Now on to something a bit more serious. A writer died over the weekend. He didn’t have the national notoriety of a Richard Matheson or a Vince Flynn, but he was beloved here in the Shenandoah Valley and among his fellow writers in the Staunton, Waynesboro, Augusta Group of Writers (SWAG Writers). His poetry, whether about animals he spotted in his yard, lost loves, or eccentric composers, was sublime and touching. He was initially dubious about our open mic nights. “Can’t we just sit at the table and read to each other?” he asked. We encouraged him to the stage, but he didn’t have enough light to see his pages. We would take turns over the weeks and months holding a lamp over his shoulder so he could see well enough to read. Why? Because his poetry was wonderful. He gradually took to the applause and was often among the first to sign up for reading slots.
Then, in the past few months, he stopped coming. We tried to find out what was wrong through mutual friends, and we heard that he just “isn’t doing well,” a southern metaphor for “he doesn’t have much time left.” Then, we heard he would be coming back to SWAG Open Mic night this month, but he didn’t show. Again, we asked around, and then we got the news. He had passed away this past Saturday at the age of 79, far too young we thought.

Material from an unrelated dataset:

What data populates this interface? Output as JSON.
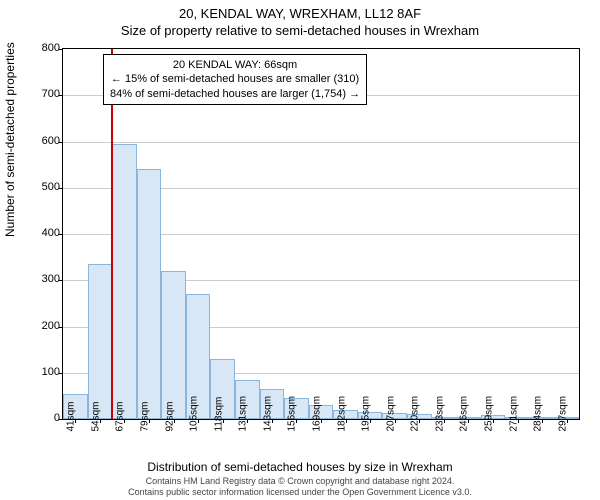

His obit described him as “a loving father, grandfather, friend, musician, teacher, choir director, author, poet, and wine connoisseur.” I think we in SWAG got to experience each aspect of him through his poetry readings. We had already missed his whimsical verse over the past few months, and now knowing we’ll never hear it again is disheartening. He was a true Renaissance Man, whose wit and wisdom we will miss, and we are lessened in our craft by the loss of him.
Rest in peace, Theodore George Grudzinski, poet and fellow SWAGger. We will always keep a chair at the table for you.